During my recovery, I had lots of moments in which I contemplated relapse. The cravings would come in waves, and sometimes they’d make me physically cringe.
One day, I decided to pick up the phone and speak to an old friend from the rehab centre. He told me that learning something new often helped him take his mind off the cravings, so I did the same.
The feeling of accomplishment that I’d get from my small hobbies brought on a sense of happiness that I felt was a type of natural high. I started a stamp and coin collection, and developed a passion for basketball. I felt as though I had a purpose, instead of feeling like I was floating from one day to the next, not knowing what to do with myself.
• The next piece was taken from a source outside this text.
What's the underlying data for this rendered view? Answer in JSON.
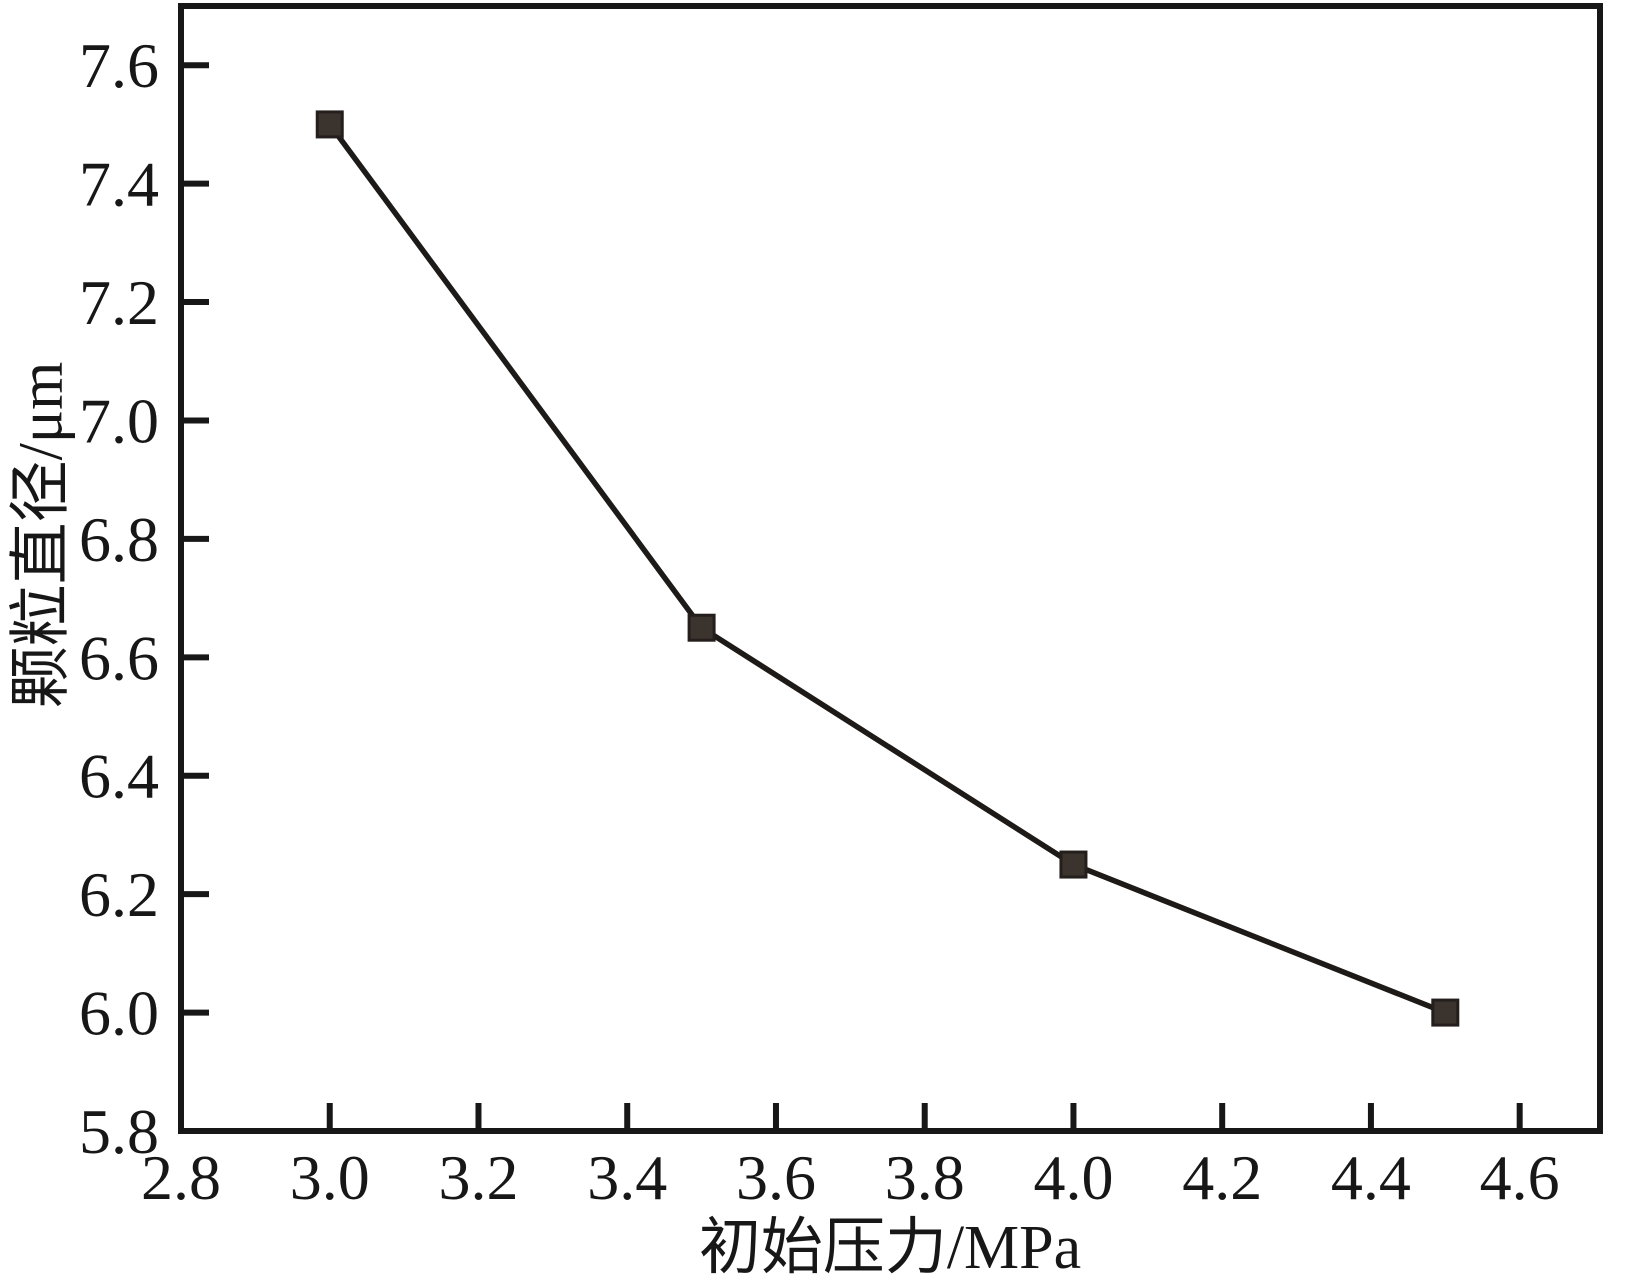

Taking up new hobbies is also great for making new friends. I strengthened my existing relationships and started up new friendships through my weekly basketball games. Getting together with the team and shooting hoops has become the highlight of my week.
Before you shake your head and start coming up with excuses like your job or your cat, hear me out. I’m not saying that you need to book a trip to Paris for a week. In fact, travelling can be as local as going up to a friend’s cottage for a weekend or pitching a tent for one night outside the city.
When you have travel plans, it gives you something to look forward to. This can relieve the stress of the week if it was a tough one. By stepping out of your comfort zone, you’ll also have new experiences, which will rewire your brain and make you more self-confident and resilient.
Keeping a journal
Having a journal to scribble in during my downtime was great for venting. Negative emotions like stress and anxiety are among the top reasons for relapse in recovering addicts. Whenever I felt the need to express myself, and I had no one to talk to, I’d put my thoughts down on paper.
Journaling has been proven to reduce stress and the symptoms of depression, as well as aiding with the management of anxiety. Therapists also recommend journaling since it helps patients recognize stress triggers and negative behaviours, and all of this is important to maintaining a healthy mind.
Mental health shouldn’t be ignored
My battle with addiction was full of tragedy and brutally difficult moments, but in the end, I was able to overcome it.
The good news is, there are more mental health awareness campaigns nowadays, especially since many celebrities are coming out about their own mental health struggles and experiences.
We’re on the right track, but I hope to see more dedication to fighting this issue in the future. In the meantime, you can use the five activities above on your own time in order to improve your own mental health.